On binary comparison, is there a big section of the files that match with just a small section that does not? Or is the entire file completely different? That is, do the files contain a copy of the image with what appears to be some extra data on the beginning or end, or are they completely across the whole file? Like file one might be "thisisthefilea" and file two might be "thisisthefiledfmnmi" or is it more like "thisisthefile" and "secondfilecompletelydiff" – Damon – 2013-08-04T03:54:13.310
The first one would be indicative of some extra metadata, the question is what metadata and is it harmful.
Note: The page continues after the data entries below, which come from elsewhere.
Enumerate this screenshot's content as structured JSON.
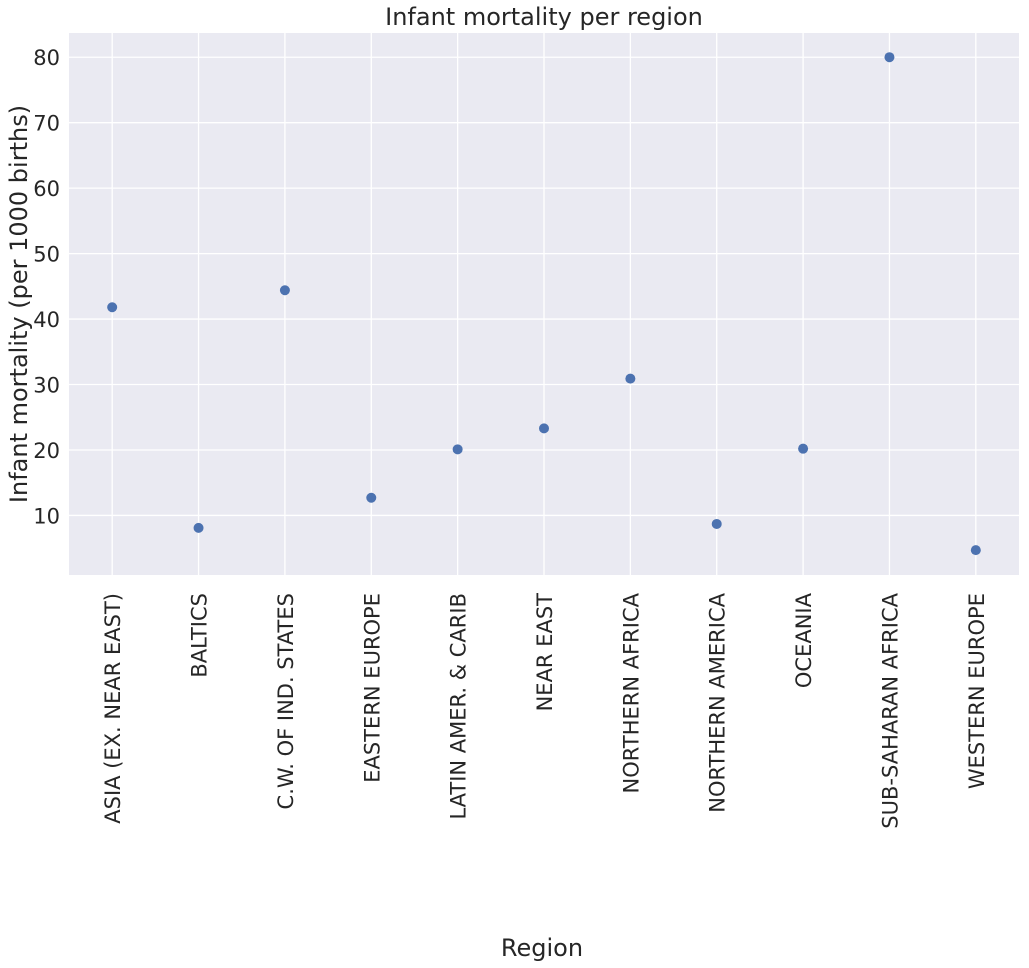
{
  "chart_data": {
    "type": "scatter",
    "title": "Infant mortality per region",
    "xlabel": "Region",
    "ylabel": "Infant mortality (per 1000 births)",
    "categories": [
      "ASIA (EX. NEAR EAST)",
      "BALTICS",
      "C.W. OF IND. STATES",
      "EASTERN EUROPE",
      "LATIN AMER. & CARIB",
      "NEAR EAST",
      "NORTHERN AFRICA",
      "NORTHERN AMERICA",
      "OCEANIA",
      "SUB-SAHARAN AFRICA",
      "WESTERN EUROPE"
    ],
    "values": [
      41.8,
      8.1,
      44.4,
      12.7,
      20.1,
      23.3,
      30.9,
      8.7,
      20.2,
      80.0,
      4.7
    ],
    "yticks": [
      10,
      20,
      30,
      40,
      50,
      60,
      70,
      80
    ],
    "ylim": [
      0.9,
      83.7
    ],
    "grid": true,
    "colors": {
      "background": "#eaeaf2",
      "grid": "#ffffff",
      "marker": "#4c72b0"
    }
  }
}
The second one is indicative of the files being re-saved and/or re-compressed using the same settings for near identical looks, but actually different. (PNG would have to be different setting or a missing setting since it is lossless) – Damon – 2013-08-04T03:58:24.740
@damon Hex comparison tells me that png files are totally different. Jpgs and mp3s on my laptop have some extra data at the beginning (which consists mostly of null bytes and spaces), and the rest of the file is the same. You can compare one pair here. The extra data at the beginning contains one somewhat meaningful fragment which you can see here - it contains words "adobe" and "MicrosoftPhoto". What's strange, i very rarely use Windows and Adobe.